Secondo la tesi accusatoria, ad aprile 2020 il pubblico ministero Storari avrebbe consegnato al braccio destro di Antonio Di Pietro dei verbali segreti che, da dicembre 2019 a gennaio 2020 il plurindagato Amara, ex avvocato esterno dell'Eni, aveva reso su un'associazione segreta, denominata Ungheria. Controverse dichiarazioni che per Storari andavano chiarite rapidamente. I documenti segreti vennero dati a Davigo in formato Word, e contenevano una serie di rivelazioni dirompenti sull'associazione Ungheria, una loggia segreta, che avrebbe deciso trasferimenti, nomine e sanzioni a carico dei magistrati. Una sorta di gabinetto all'interno del quale si decidevano le carriere di pubblici ministeri e dei giudici. E, di conseguenza, si indirizzano, più o meno direttamente, i processi. Soprattutto quelli che avevano come protagonisti soggetti politici importanti.

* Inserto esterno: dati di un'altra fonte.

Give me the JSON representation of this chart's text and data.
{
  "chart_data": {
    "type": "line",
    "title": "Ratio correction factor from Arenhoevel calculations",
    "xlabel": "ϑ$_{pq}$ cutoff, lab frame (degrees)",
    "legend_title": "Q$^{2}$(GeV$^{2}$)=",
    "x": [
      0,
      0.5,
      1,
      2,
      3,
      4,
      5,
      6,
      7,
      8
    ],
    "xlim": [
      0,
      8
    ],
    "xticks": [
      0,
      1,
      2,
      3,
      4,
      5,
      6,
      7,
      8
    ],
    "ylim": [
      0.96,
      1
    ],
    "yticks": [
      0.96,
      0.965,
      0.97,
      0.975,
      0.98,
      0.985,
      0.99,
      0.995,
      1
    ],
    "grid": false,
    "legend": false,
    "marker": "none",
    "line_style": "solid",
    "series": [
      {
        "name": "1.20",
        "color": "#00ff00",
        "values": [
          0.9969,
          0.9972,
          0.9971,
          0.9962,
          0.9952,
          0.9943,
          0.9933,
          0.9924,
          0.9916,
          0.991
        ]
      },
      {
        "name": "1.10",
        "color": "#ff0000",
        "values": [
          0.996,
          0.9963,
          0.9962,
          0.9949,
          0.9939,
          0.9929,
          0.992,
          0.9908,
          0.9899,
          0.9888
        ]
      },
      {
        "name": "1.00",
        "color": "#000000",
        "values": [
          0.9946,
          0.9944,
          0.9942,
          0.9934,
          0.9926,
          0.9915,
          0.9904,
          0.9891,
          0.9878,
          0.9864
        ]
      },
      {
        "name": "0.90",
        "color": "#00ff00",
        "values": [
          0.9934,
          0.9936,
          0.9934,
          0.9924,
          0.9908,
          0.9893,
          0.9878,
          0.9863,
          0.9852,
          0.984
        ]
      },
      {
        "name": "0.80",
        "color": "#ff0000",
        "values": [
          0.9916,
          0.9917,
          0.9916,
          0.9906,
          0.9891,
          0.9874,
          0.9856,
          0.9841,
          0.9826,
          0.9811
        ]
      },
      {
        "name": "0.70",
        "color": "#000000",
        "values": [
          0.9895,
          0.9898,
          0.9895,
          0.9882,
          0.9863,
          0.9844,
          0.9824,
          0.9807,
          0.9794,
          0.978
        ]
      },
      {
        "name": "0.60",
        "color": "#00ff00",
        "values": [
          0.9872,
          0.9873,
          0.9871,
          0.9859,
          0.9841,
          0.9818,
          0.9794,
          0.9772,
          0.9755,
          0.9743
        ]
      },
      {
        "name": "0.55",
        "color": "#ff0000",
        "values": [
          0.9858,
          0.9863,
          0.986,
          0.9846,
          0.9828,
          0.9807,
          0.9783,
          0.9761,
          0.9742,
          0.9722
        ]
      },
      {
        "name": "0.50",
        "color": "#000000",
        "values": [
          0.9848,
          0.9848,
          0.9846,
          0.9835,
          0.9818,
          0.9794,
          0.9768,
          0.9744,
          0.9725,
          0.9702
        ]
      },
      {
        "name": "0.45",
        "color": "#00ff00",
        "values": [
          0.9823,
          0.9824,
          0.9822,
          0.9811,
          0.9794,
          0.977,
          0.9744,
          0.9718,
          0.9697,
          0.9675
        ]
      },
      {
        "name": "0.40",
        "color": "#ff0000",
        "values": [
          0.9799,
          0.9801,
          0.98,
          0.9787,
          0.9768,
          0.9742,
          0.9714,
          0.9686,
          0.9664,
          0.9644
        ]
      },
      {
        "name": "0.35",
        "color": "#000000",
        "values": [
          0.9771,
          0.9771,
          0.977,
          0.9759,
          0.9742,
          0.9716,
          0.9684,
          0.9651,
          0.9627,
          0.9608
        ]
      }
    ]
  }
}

Un'ipotesi che, se confermata, potrebbe avere un impatto deflagrante, perché andrebbe a minare non solo l'indipendenza del terzo potere, ma soprattutto distruggerebbe la fiducia che i cittadini devono avere nel potere giudiziario. Lo scorso 11 maggio davanti alle telecamere della trasmissione televisiva “Di Martedì”, Davigo spiegò che Storari gli aveva “segnalato una situazione critica e dato il materiale necessario per farmi un'opinione, dopo essersi accertato che fosse lecito. Io spiegai che il segreto investigativo, per espressa circolare del Csm, non è opponibile al Csm”. Circa l'impasse in Procura a Milano, per Davigo il problema era “che, quando uno ha dichiarazioni che riguardano persone in posti istituzionali importanti, se sono vere è grave, ma se sono false è gravissimo: quindi, in un caso e nell'altro, quelle cose richiedevano indagini tempestive. Mi sembrava incomprensibile la mancata iscrizione”. L'ex pubblico ministero di Mani Pulite ne aveva parlato, “in misura e in momenti diversi, quantomeno al vicepresidente del Csm Ermini, agli altri due membri del Comitato, il procuratore generale e il presidente della Cassazione, Giovanni Salvi e Pietro Curzio. Nonché (per spiegare i propri raffreddati rapporti con il consigliere Ardita evocato da Amara) ad alcuni consiglieri Csm e all'onorevole Morra, presidente dell'Antimafia”.

 

 

Davigo era tornato al centro del dibattito pubblico quando, la scorsa settimana, si era espresso in maniera molta critica nei confronti dei quesiti referendari proposti da Lega e Radicali. E che toccano, nel vivo, la struttura organizzativa della magistratura italiana. Ora questa indagine, sulla quale è indispensabile venga fatta chiarezza al più presto. Per l'onorabilità di uno dei simboli di Tangentopoli. Ma soprattutto per la fiducia incondizionata che i cittadini devono avere nei giudici. Sempre.